Introduction
Smart home systems that combine voice, gesture, and sensor inputs face a fundamental integration challenge: each modality produces different output formats, but actuators need simple, consistent commands.
The solution is token normalization—mapping every input to a canonical vocabulary before it reaches the dispatcher.
Architecture
In the Sentinel Edge system, voice (Vosk) and gesture (MediaPipe) publishers both emit tokens like fan_on, mode_away, and door_open to the same MQTT topic. The dispatcher's ActionRouter FSM consumes these tokens and routes them to actuator-specific topics.

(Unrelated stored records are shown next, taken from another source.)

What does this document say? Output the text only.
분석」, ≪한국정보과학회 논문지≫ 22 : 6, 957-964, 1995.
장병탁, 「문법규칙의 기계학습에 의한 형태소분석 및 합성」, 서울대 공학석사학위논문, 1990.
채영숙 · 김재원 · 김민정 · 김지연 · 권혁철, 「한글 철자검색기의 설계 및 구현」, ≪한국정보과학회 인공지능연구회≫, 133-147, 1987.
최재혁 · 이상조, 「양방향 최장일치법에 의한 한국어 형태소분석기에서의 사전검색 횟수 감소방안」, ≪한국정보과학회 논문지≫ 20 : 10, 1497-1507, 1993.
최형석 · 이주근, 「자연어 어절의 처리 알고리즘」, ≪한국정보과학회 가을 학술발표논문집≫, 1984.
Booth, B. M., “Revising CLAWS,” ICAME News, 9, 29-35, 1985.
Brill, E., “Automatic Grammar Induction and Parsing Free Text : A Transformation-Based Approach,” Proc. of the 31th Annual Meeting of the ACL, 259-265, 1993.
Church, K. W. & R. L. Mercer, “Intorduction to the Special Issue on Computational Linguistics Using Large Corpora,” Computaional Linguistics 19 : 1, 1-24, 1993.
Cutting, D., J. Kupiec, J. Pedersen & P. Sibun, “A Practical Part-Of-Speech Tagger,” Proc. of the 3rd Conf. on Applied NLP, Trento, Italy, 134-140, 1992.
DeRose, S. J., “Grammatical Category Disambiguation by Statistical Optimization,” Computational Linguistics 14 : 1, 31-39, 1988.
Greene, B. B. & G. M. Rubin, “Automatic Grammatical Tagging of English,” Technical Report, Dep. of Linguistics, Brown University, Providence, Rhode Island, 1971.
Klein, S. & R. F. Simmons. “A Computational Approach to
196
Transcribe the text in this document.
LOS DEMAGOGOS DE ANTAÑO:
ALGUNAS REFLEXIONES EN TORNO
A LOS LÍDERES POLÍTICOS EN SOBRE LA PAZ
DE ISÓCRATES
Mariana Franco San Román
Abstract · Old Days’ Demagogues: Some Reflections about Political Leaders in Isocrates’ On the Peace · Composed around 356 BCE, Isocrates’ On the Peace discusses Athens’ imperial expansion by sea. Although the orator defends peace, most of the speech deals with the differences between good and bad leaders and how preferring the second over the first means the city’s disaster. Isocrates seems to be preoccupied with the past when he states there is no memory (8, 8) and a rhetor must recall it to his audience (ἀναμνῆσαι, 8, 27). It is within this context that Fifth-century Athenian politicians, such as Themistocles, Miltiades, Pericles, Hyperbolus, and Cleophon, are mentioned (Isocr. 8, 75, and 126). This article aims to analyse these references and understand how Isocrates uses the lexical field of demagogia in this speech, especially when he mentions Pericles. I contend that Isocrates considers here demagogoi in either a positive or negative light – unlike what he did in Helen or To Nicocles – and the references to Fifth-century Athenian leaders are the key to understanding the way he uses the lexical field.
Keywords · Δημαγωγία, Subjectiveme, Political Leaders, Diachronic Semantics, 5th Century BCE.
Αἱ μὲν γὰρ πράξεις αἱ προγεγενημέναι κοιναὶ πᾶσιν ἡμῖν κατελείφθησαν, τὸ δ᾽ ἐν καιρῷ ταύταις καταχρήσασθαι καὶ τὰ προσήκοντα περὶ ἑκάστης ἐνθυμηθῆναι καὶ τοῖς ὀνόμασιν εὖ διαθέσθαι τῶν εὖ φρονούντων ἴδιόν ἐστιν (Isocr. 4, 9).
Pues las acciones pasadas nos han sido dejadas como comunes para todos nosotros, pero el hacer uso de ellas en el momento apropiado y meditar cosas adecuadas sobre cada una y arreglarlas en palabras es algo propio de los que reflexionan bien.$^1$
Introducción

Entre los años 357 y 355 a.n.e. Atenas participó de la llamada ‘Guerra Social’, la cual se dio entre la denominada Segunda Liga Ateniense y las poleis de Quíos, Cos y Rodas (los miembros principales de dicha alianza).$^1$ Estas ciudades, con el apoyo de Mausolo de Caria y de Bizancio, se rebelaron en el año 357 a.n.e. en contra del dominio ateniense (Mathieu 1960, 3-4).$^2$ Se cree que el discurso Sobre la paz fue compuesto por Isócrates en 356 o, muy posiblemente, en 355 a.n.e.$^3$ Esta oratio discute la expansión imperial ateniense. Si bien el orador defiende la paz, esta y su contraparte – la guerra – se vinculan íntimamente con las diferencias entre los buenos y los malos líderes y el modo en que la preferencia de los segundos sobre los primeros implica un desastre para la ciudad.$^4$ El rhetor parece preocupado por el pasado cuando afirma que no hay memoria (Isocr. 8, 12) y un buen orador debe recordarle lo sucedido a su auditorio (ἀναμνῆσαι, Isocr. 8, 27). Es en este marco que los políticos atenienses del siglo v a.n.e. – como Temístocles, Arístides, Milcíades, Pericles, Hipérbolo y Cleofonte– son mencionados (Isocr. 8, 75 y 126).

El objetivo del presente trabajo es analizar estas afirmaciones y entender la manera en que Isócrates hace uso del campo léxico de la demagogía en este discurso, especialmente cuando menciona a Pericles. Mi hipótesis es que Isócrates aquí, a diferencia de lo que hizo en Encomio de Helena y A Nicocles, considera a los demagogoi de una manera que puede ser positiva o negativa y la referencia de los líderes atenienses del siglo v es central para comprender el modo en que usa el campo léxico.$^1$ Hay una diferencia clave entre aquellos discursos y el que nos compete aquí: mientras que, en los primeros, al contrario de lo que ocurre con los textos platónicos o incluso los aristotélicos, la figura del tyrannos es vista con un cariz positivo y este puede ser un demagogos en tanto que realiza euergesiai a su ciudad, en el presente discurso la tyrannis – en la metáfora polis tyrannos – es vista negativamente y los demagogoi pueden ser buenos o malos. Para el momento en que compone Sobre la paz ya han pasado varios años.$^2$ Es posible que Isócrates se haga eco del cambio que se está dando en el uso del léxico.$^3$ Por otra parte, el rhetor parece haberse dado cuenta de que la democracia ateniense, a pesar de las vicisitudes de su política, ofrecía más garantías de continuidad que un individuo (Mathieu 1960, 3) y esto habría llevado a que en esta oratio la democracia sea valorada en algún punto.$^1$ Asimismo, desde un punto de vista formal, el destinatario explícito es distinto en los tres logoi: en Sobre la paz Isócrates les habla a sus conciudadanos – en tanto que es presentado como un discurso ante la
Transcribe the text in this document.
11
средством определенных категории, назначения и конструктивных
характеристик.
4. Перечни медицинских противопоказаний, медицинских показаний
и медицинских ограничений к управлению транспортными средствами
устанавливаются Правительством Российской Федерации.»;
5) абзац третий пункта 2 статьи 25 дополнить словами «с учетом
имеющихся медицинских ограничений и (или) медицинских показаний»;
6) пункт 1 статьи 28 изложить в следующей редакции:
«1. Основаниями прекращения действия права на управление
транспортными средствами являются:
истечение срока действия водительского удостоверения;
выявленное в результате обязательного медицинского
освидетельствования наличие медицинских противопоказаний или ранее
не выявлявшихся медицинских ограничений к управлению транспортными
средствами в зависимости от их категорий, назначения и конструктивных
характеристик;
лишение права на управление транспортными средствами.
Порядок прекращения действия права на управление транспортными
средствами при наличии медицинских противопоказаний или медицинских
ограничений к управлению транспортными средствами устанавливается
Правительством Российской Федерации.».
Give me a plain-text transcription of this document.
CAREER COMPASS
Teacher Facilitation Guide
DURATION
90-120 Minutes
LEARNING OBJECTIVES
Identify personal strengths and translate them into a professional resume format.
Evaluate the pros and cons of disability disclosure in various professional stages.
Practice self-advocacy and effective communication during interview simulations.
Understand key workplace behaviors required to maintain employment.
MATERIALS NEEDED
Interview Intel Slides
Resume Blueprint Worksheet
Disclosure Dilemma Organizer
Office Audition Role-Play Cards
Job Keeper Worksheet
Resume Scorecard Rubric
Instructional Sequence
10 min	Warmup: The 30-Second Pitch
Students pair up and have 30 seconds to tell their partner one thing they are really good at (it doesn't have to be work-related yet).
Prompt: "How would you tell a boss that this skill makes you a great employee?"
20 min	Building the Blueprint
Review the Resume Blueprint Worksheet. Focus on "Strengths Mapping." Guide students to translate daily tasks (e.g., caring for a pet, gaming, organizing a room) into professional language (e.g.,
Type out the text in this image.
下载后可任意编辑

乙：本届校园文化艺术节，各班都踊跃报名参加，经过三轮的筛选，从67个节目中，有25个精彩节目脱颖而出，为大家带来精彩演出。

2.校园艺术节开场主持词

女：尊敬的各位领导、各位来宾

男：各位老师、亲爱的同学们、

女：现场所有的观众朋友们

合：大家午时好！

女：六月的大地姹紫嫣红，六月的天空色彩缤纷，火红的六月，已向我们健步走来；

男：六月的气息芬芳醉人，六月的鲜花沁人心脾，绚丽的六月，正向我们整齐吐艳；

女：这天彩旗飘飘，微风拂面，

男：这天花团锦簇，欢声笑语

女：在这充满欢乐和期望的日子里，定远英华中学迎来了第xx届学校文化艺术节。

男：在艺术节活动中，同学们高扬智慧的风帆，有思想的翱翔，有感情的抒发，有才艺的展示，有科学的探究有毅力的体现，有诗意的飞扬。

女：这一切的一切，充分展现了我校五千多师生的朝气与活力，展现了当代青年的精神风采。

# Both publishers emit the same format
client.publish('sentinel/commands', json.dumps({
'token': 'fan_on',
'source': 'voice', # or 'gesture'
'confidence': 0.95
}))Guardian FSM
The ActionRouter implements six modes: HOME, AWAY, SLEEP, GUEST, ALERT, and EMERGENCY. Mode transitions are triggered by tokens (mode_away) or sensor events (gas_detected). ALERT mode auto-responds (fan_on) and starts a 30-second countdown to EMERGENCY unless cancelled.
- HOME: all commands allowed
- AWAY: security-focused, limited actuators
- ALERT: auto-response + escalation countdown
- EMERGENCY: all safety actuators activated
E2E Testing
Integration tests publish tokens to MQTT and verify actuator topic messages and FSM state transitions. This catches routing bugs that unit tests miss.